Trieger admits the expenditure is a calculated gamble.
“As business conditions worsen and costs escalate, the natural reaction is to downsize. But we are focusing on new technology and trying to be more versatile to make more money – or at least maintain current profit margins,” he says.
“Because we are at the raw material stage, our profit margins are always being squeezed and sometimes we have to sell recycled resin at levels similar to those seen 20 years ago –$1100 a tonne today versus $900 a tonne in the 1990s.”
Resitech was established in 2001 and employs 12 staff. Its turnover was $3 million in the 2011 financial year when the business was impacted by floods across the state.
The business has attempted to counter the downturn in traditional recycling and manufacturing of building materials by diversifying into pipe-recycling services for the mining industry.

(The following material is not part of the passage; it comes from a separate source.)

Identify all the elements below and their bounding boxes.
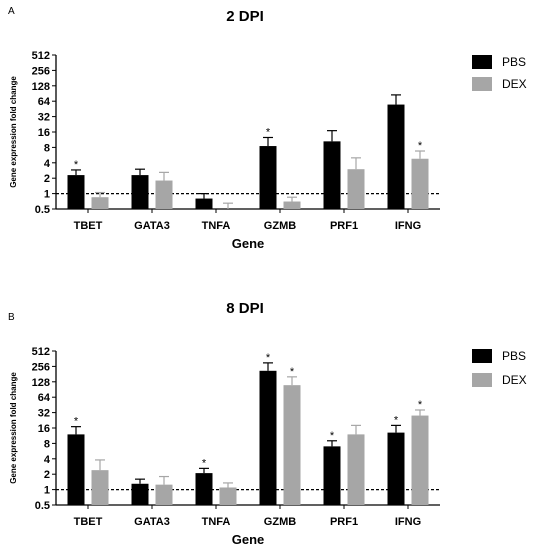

However, not all competing recyclers have adopted such a constructive approach with some major companies opting to permanently close their doors.
“Hastie Group’s engineering business and other big companies that have operated in the industry for up to 15 years have collapsed. It is a very tough time ahead for recyclers,” says Trieger.
“Companies in other sectors put up their prices by 2 to 4 per cent every six months, but we can’t do that. Our customers will not accept it and most of our deals have a 12-month fixed price. A lot of larger companies are reducing prices every year instead of increasing them.”
Resitech is holding talks with the Federal Government to seek Carbon Tax concessions.
Trieger also suggests Australia should adopt a scheme similar to that used in the United Kingdom where businesses are required to purchase “notes" that show waste packaging material was recycled into a new product.
“It would reduce the need for companies to manufacture new products and would encouraging more recycling of waste packaging material,” he says.
“This kept England’s recycling industry alive despite its near economic collapse in the 1990s, when new materials were sold at the same price of recycled goods.”